Nonlinear optical harmonic generation is of great significance in a broad range of technologies and has been attracting much attention in photonics, chemistry, and biosensing. Recently, with the advent of artificial electromagnetic materials, such as metamaterials and metasurfaces, that go beyond natural materials in many aspects, significant attention has been devoted to the nonlinear optical processes in artificial electromagnetic materials. In particular, epsilon-near-zero (ENZ) media with a vanishing permittivity are found to exhibit pronounced nonlinear optical properties. The ENZ media can provide large field enhancement due to the continuity of normal component of electric displacement field across the interface. Consequently, the ENZ media can give rise to unprecedented strong second-harmonic generation (SHG). Up to now, many theoretical and experimental works have demonstrated the SHG enhancement effect of the ENZ media.

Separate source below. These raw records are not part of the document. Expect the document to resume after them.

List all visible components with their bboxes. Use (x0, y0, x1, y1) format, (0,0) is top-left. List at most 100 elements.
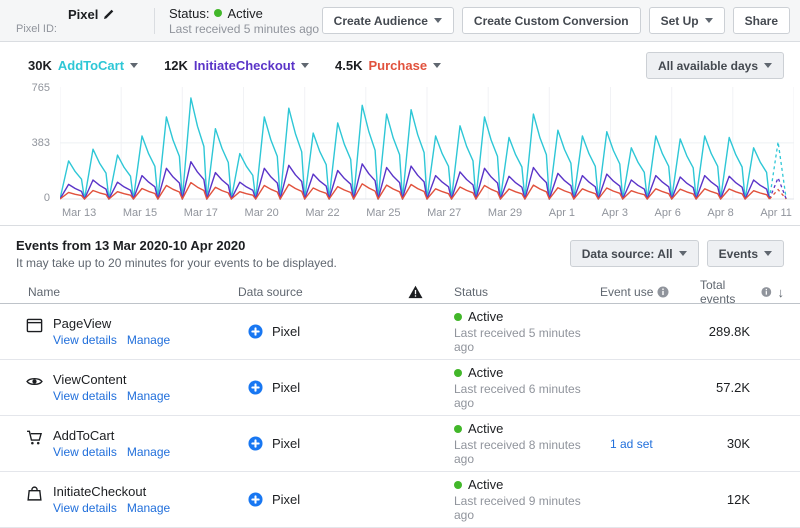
data-source-value: Pixel (272, 492, 300, 507)
data-source-filter-button[interactable]: Data source: All (570, 240, 699, 267)
pixel-icon (248, 324, 263, 339)
pixel-icon (248, 492, 263, 507)
status-block: Status: Active Last received 5 minutes a… (169, 6, 319, 36)
x-tick: Mar 20 (245, 207, 279, 219)
status-subtext: Last received 8 minutes ago (454, 438, 590, 466)
view-details-link[interactable]: View details (53, 333, 117, 347)
chevron-down-icon (705, 18, 713, 23)
table-row: ViewContent View details Manage Pixel Ac… (0, 360, 800, 416)
chevron-down-icon (679, 251, 687, 256)
total-events-value: 289.8K (700, 324, 784, 339)
status-subtext: Last received 6 minutes ago (454, 382, 590, 410)
legend-label: Purchase (369, 58, 428, 73)
view-details-link[interactable]: View details (53, 389, 117, 403)
legend-value: 12K (164, 58, 188, 73)
share-label: Share (745, 14, 778, 28)
chevron-down-icon (433, 63, 441, 68)
pixel-icon (248, 436, 263, 451)
table-row: PageView View details Manage Pixel Activ… (0, 304, 800, 360)
x-tick: Apr 6 (655, 207, 681, 219)
page-title: Pixel (68, 7, 98, 22)
legend-item-initiatecheckout[interactable]: 12K InitiateCheckout (164, 58, 309, 73)
y-tick: 765 (32, 82, 50, 94)
status-value: Active (227, 6, 262, 21)
legend-value: 4.5K (335, 58, 362, 73)
y-tick: 0 (44, 192, 50, 204)
info-icon (657, 286, 669, 298)
column-header-total-events[interactable]: Total events ↓ (700, 278, 784, 306)
event-name: InitiateCheckout (53, 484, 170, 499)
set-up-button[interactable]: Set Up (649, 7, 725, 34)
warning-icon (408, 285, 440, 299)
bag-icon (26, 485, 43, 502)
legend-value: 30K (28, 58, 52, 73)
pixel-info-block: Pixel Pixel ID: (10, 7, 140, 35)
x-tick: Apr 8 (707, 207, 733, 219)
chart-section: 30K AddToCart 12K InitiateCheckout 4.5K … (0, 42, 800, 226)
status-value: Active (468, 309, 503, 324)
events-table: Name Data source Status Event use Total … (0, 278, 800, 528)
view-details-link[interactable]: View details (53, 445, 117, 459)
legend-item-addtocart[interactable]: 30K AddToCart (28, 58, 138, 73)
legend-item-purchase[interactable]: 4.5K Purchase (335, 58, 441, 73)
manage-link[interactable]: Manage (127, 389, 170, 403)
event-name: PageView (53, 316, 170, 331)
status-dot (454, 425, 462, 433)
x-tick: Mar 17 (184, 207, 218, 219)
chevron-down-icon (434, 18, 442, 23)
column-header-data-source[interactable]: Data source (238, 285, 408, 299)
x-tick: Mar 22 (305, 207, 339, 219)
status-dot (454, 313, 462, 321)
set-up-label: Set Up (661, 14, 699, 28)
status-dot (214, 9, 222, 17)
view-details-link[interactable]: View details (53, 501, 117, 515)
edit-pencil-icon[interactable] (103, 9, 114, 20)
table-row: AddToCart View details Manage Pixel Acti… (0, 416, 800, 472)
x-tick: Mar 29 (488, 207, 522, 219)
manage-link[interactable]: Manage (127, 333, 170, 347)
event-name: ViewContent (53, 372, 170, 387)
browser-window-icon (26, 317, 43, 334)
chevron-down-icon (764, 251, 772, 256)
create-audience-button[interactable]: Create Audience (322, 7, 454, 34)
x-tick: Apr 1 (549, 207, 575, 219)
x-tick: Mar 13 (62, 207, 96, 219)
create-custom-conversion-label: Create Custom Conversion (474, 14, 629, 28)
x-tick: Apr 3 (602, 207, 628, 219)
table-header: Name Data source Status Event use Total … (0, 278, 800, 304)
share-button[interactable]: Share (733, 7, 790, 34)
sort-descending-icon[interactable]: ↓ (778, 285, 785, 300)
status-subtext: Last received 5 minutes ago (169, 22, 319, 36)
status-subtext: Last received 9 minutes ago (454, 494, 590, 522)
data-source-value: Pixel (272, 380, 300, 395)
create-custom-conversion-button[interactable]: Create Custom Conversion (462, 7, 641, 34)
events-filter-label: Events (719, 247, 758, 261)
status-dot (454, 481, 462, 489)
eye-icon (26, 373, 43, 390)
manage-link[interactable]: Manage (127, 501, 170, 515)
info-icon (761, 286, 772, 298)
chevron-down-icon (301, 63, 309, 68)
column-header-name[interactable]: Name (16, 285, 238, 299)
column-header-event-use[interactable]: Event use (590, 285, 700, 299)
data-source-filter-label: Data source: All (582, 247, 673, 261)
events-subtitle: It may take up to 20 minutes for your ev… (16, 256, 337, 270)
manage-link[interactable]: Manage (127, 445, 170, 459)
events-filter-button[interactable]: Events (707, 240, 784, 267)
divider (154, 8, 155, 34)
status-value: Active (468, 477, 503, 492)
status-label: Status: (169, 6, 209, 21)
x-tick: Mar 15 (123, 207, 157, 219)
status-value: Active (468, 365, 503, 380)
event-name: AddToCart (53, 428, 170, 443)
x-axis-labels: Mar 13 Mar 15 Mar 17 Mar 20 Mar 22 Mar 25 Mar … (60, 207, 794, 219)
x-tick: Mar 25 (366, 207, 400, 219)
y-tick: 383 (32, 137, 50, 149)
data-source-value: Pixel (272, 324, 300, 339)
date-range-label: All available days (658, 59, 758, 73)
date-range-button[interactable]: All available days (646, 52, 784, 79)
event-use-link[interactable]: 1 ad set (610, 437, 653, 451)
column-header-status[interactable]: Status (440, 285, 590, 299)
total-events-value: 57.2K (700, 380, 784, 395)
chart-legend: 30K AddToCart 12K InitiateCheckout 4.5K … (28, 58, 441, 73)
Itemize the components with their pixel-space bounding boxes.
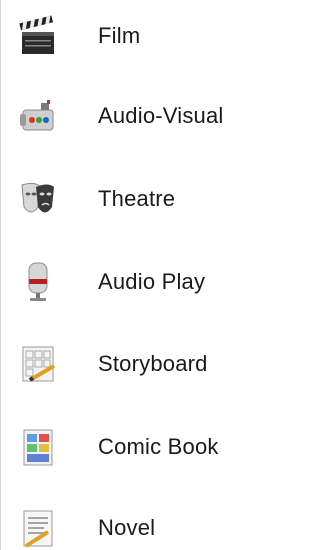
list-item-comic-book[interactable]: Comic Book [1, 419, 275, 475]
list-item-audio-play[interactable]: Audio Play [1, 254, 275, 310]
list-item-theatre[interactable]: Theatre [1, 171, 275, 227]
script-type-list-panel: Film Audio-Visual Theatre Audio Play Sto… [0, 0, 274, 550]
list-item-label: Theatre [98, 186, 176, 211]
list-item-storyboard[interactable]: Storyboard [1, 336, 275, 392]
microphone-icon [15, 259, 61, 305]
audio-visual-camera-icon [15, 93, 61, 139]
list-item-label: Film [98, 23, 141, 48]
theatre-masks-icon [15, 176, 61, 222]
list-item-label: Novel [98, 515, 156, 540]
list-item-label: Audio-Visual [98, 103, 224, 128]
list-item-film[interactable]: Film [1, 8, 275, 64]
novel-icon [15, 505, 61, 550]
list-item-label: Audio Play [98, 269, 206, 294]
list-item-label: Comic Book [98, 434, 219, 459]
list-item-audio-visual[interactable]: Audio-Visual [1, 88, 275, 144]
list-item-label: Storyboard [98, 351, 208, 376]
storyboard-icon [15, 341, 61, 387]
comic-book-icon [15, 424, 61, 470]
film-clapperboard-icon [15, 13, 61, 59]
list-item-novel[interactable]: Novel [1, 500, 275, 550]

However, very recently, the research group led by Prof. Jie Luo from Soochow University and Prof. Lei Gao from Suzhou City University, unveiled the SHG quenching effect of the ENZ media, which originates from the extraordinary evanescent scattering waves nearby the ENZ media. Based on this effect, a kind of dynamically controllable optical metasurfaces exhibiting switchable SHG quenching effect was proposed. The relevant research results are published in Photonics Research, Volume. 11, Issue 8, 2023 (Chenglin Wang, Ran Shi, Lei Gao, Alexander S. Shalin and Jie Luo. Quenching of second-harmonic generation by epsilon-near-zero media [J]. Photonics Research, 2023, 11 (8): 1437-1448).

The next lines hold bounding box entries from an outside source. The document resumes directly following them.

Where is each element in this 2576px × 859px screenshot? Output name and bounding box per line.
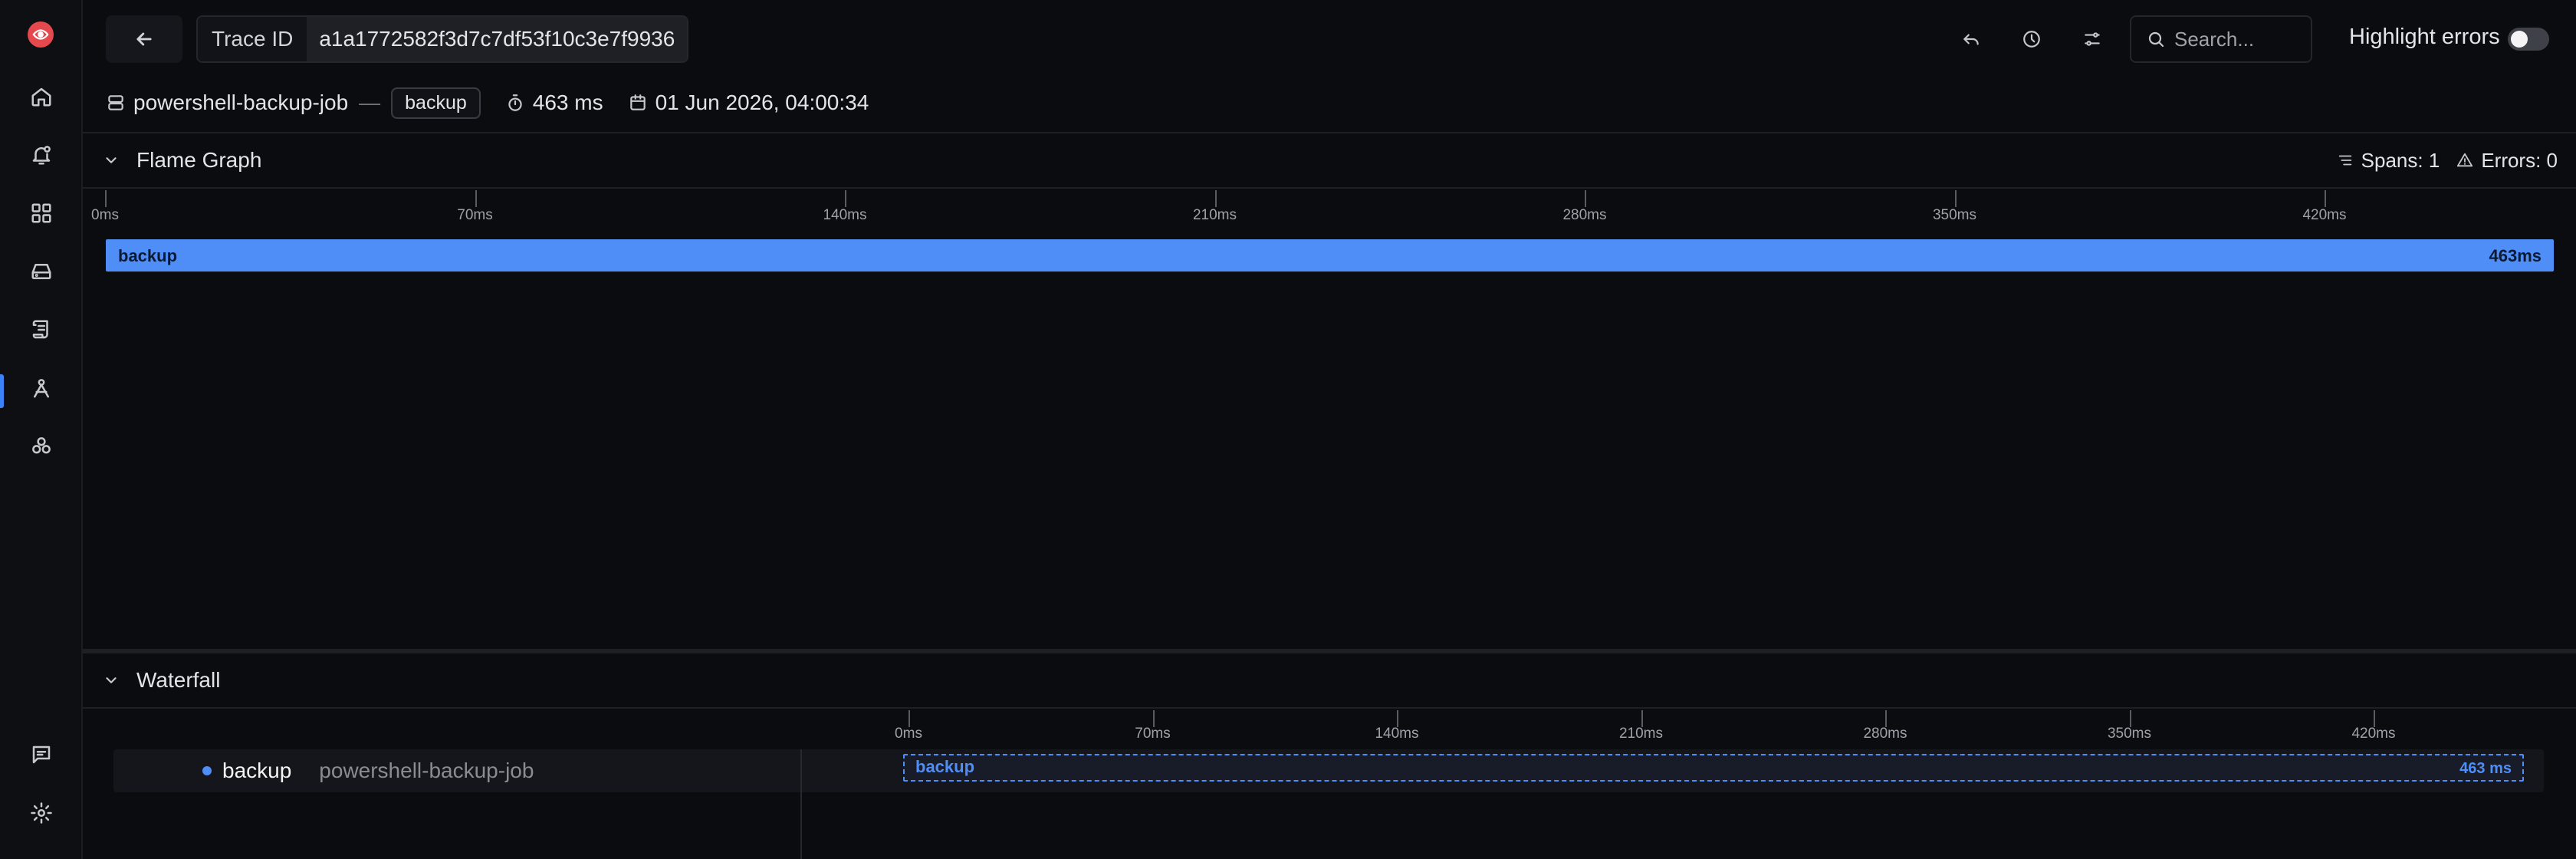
errors-stat: Errors: 0 xyxy=(2456,149,2558,173)
waterfall-axis-tick xyxy=(2374,710,2375,727)
back-button[interactable] xyxy=(106,15,182,63)
separator: — xyxy=(359,91,381,114)
list-bars-icon xyxy=(2338,155,2351,166)
logs-scroll-icon[interactable] xyxy=(26,314,57,345)
flame-axis-tick xyxy=(105,190,107,207)
column-resize-divider[interactable] xyxy=(800,749,802,859)
undo-icon[interactable] xyxy=(1953,21,1989,57)
top-header: Trace ID a1a1772582f3d7c7df53f10c3e7f993… xyxy=(83,0,2576,80)
flame-span-bar[interactable]: backup 463ms xyxy=(106,239,2554,272)
flame-graph-stats: Spans: 1 Errors: 0 xyxy=(2337,149,2558,173)
chevron-down-icon[interactable] xyxy=(103,672,120,689)
waterfall-title: Waterfall xyxy=(136,668,221,692)
waterfall-row-label: backup powershell-backup-job xyxy=(113,749,802,792)
feedback-message-icon[interactable] xyxy=(26,739,57,770)
trace-id-value[interactable]: a1a1772582f3d7c7df53f10c3e7f9936 xyxy=(307,17,688,61)
flame-axis-tick xyxy=(1214,190,1217,207)
trace-info-row: powershell-backup-job — backup 463 ms 01… xyxy=(106,86,869,120)
arrow-left-icon xyxy=(136,32,152,46)
sidebar xyxy=(0,0,83,859)
waterfall-axis-tick-label: 420ms xyxy=(2351,726,2396,742)
waterfall-axis-tick xyxy=(909,710,910,727)
spans-stat: Spans: 1 xyxy=(2337,149,2440,173)
flame-axis-tick-label: 70ms xyxy=(457,207,493,223)
app-root: Trace ID a1a1772582f3d7c7df53f10c3e7f993… xyxy=(0,0,2576,859)
chevron-down-icon[interactable] xyxy=(103,152,120,169)
waterfall-axis-tick-label: 0ms xyxy=(895,726,922,742)
trace-id-label: Trace ID xyxy=(198,17,307,61)
history-clock-icon[interactable] xyxy=(2014,21,2049,57)
filter-sliders-icon[interactable] xyxy=(2075,21,2110,57)
settings-gear-icon[interactable] xyxy=(26,798,57,828)
alerts-bell-icon[interactable] xyxy=(26,140,57,170)
flame-axis-tick-label: 350ms xyxy=(1932,207,1977,223)
dashboards-grid-icon[interactable] xyxy=(26,198,57,229)
service-name: powershell-backup-job xyxy=(133,91,349,114)
duration-item: 463 ms xyxy=(505,91,603,115)
stopwatch-icon xyxy=(508,94,522,111)
services-cluster-icon[interactable] xyxy=(26,431,57,462)
highlight-errors-toggle[interactable] xyxy=(2508,28,2549,51)
waterfall-span-duration: 463 ms xyxy=(2459,760,2512,777)
flame-axis-tick xyxy=(2325,190,2326,207)
waterfall-axis-tick xyxy=(1397,710,1398,727)
flame-axis-tick-label: 210ms xyxy=(1192,207,1237,223)
waterfall-axis-tick xyxy=(1885,710,1887,727)
flame-axis-tick-label: 0ms xyxy=(91,207,119,223)
storage-drive-icon[interactable] xyxy=(26,256,57,287)
errors-count: Errors: 0 xyxy=(2481,148,2558,172)
trace-timestamp: 01 Jun 2026, 04:00:34 xyxy=(655,91,869,114)
eye-icon[interactable] xyxy=(28,21,54,48)
operation-badge: backup xyxy=(391,87,481,119)
service-server-icon xyxy=(108,95,123,110)
waterfall-span-bar[interactable]: backup 463 ms xyxy=(903,754,2524,782)
active-nav-indicator xyxy=(0,374,4,408)
span-service: powershell-backup-job xyxy=(319,759,534,782)
waterfall-axis-tick xyxy=(1641,710,1643,727)
warning-triangle-icon xyxy=(2457,153,2473,167)
calendar-icon xyxy=(629,94,646,110)
home-icon[interactable] xyxy=(26,81,57,112)
timestamp-item: 01 Jun 2026, 04:00:34 xyxy=(628,91,869,115)
waterfall-axis-tick xyxy=(1152,710,1155,727)
trace-duration: 463 ms xyxy=(532,91,603,114)
trace-id-field: Trace ID a1a1772582f3d7c7df53f10c3e7f993… xyxy=(196,15,689,63)
search-field[interactable] xyxy=(2130,15,2312,63)
traces-icon[interactable] xyxy=(26,373,57,403)
flame-axis-tick-label: 140ms xyxy=(823,207,867,223)
flame-axis-tick-label: 420ms xyxy=(2302,207,2347,223)
flame-span-duration: 463ms xyxy=(2489,246,2542,265)
spans-count: Spans: 1 xyxy=(2361,148,2440,172)
flame-axis-tick-label: 280ms xyxy=(1562,207,1607,223)
flame-axis-tick xyxy=(475,190,477,207)
waterfall-axis-tick-label: 280ms xyxy=(1863,726,1907,742)
waterfall-axis-tick-label: 350ms xyxy=(2107,726,2152,742)
flame-graph-header[interactable]: Flame Graph Spans: 1 Errors: 0 xyxy=(83,132,2576,189)
waterfall-axis-tick-label: 210ms xyxy=(1618,726,1664,742)
waterfall-axis-tick xyxy=(2129,710,2131,727)
highlight-errors-label: Highlight errors xyxy=(2349,25,2500,49)
search-icon xyxy=(2148,31,2164,48)
waterfall-header[interactable]: Waterfall xyxy=(83,652,2576,709)
flame-span-name: backup xyxy=(118,246,178,265)
search-input[interactable] xyxy=(2174,27,2297,51)
waterfall-axis-tick-label: 140ms xyxy=(1375,726,1419,742)
flame-axis-tick xyxy=(845,190,846,207)
waterfall-span-name: backup xyxy=(915,757,975,776)
waterfall-axis-tick-label: 70ms xyxy=(1135,726,1171,742)
flame-axis-tick xyxy=(1954,190,1957,207)
span-name: backup xyxy=(222,759,292,782)
flame-graph-title: Flame Graph xyxy=(136,148,262,172)
span-status-dot xyxy=(202,766,212,775)
flame-axis-tick xyxy=(1585,190,1586,207)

The team showed that the ENZ media can be exploited to "turn off" the SHG from a nonlinear particle. When a tiny nonlinear particle is placed very close to a subwavelength ENZ particle, the SHG conversion efficiency is reduced by more than two orders of magnitude as compared to that from the nonlinear particle alone. The SHG quenching effect attributes to the extraordinary local evanescent fields occurring near the ENZ particle due to evanescent scattering waves. Remarkably, the prohibition of electric fields appears besides the ENZ particle, and therefore, the SHG from the tiny nonlinear particle placed there would be suppressed. The extraordinary evanescent scattering waves were found to exist for both isotropic and anisotropic ENZ particles, irrespective of their shapes (Figs. 1 and 2).

Fig. 1. (a) Schematic illustration of SHG from a tiny nonlinear particle. (b) The SHG is quenched when a linear ENZ particle is placed very close to the tiny nonlinear particle

Fig. 2. (a) Schematic layout of the configuration for exploring the SHG quenching effect. It is composed of a linear ENZ spherical particle accompanied with a tiny nonlinear spherical particle in the deep-subwavelength scale. (b) The blue solid lines denote the normalized scattering cross section of SHG SCS^2ω as a function of the position of the nonlinear particle along the trajectory in (a). The red dots show the SCS^2ω from the nonlinear particle alone, which is normalized to 1.

Based on the principle of SHG quenching effect, the team proposed a kind of dynamically controllable optical metasurface integrated with anisotropic ENZ media, which consist of alternative layers of semiconductor material cadmium oxide (CdO) and phase-change material germanium telluride (GeTe). It was demonstrated that through changing the phase states of GeTe, the SHG from the metasurface can be switched on or off. This demonstrated a feasible approach for controlling nonlinear responses with ENZ media, which may find applications in optical switches and modulators (Fig. 3).

Fig. 3. [(a) and (b)] Schematic graphs of an optical metasurface which can be dynamically switched to exhibit (a) high, (b) low SHG conversion efficiency through controlling the phase states of its constituent GeTe. (c) The real part of ε_y,eff, i.e., Re(ε_y,eff), of the central CdO-GeTe multilayer with GeTe in crystalline (blue) or amorphous (red) phase as the function of wavelength. The inset shows the imaginary part of ε_y,eff, i.e., Im(ε_y,eff). (d) The SHG energy from the metasurface with its constituent GeTe in crystalline (green) or amorphous (yellow) phase.

The authors highlighted their finding: this work breaks the traditional conception that the ENZ media are always responsible for SHG enhancement and enriches the understanding of the experimental observation of optical nonlinearity. In addition, this work paves a new way for SHG signal manipulation.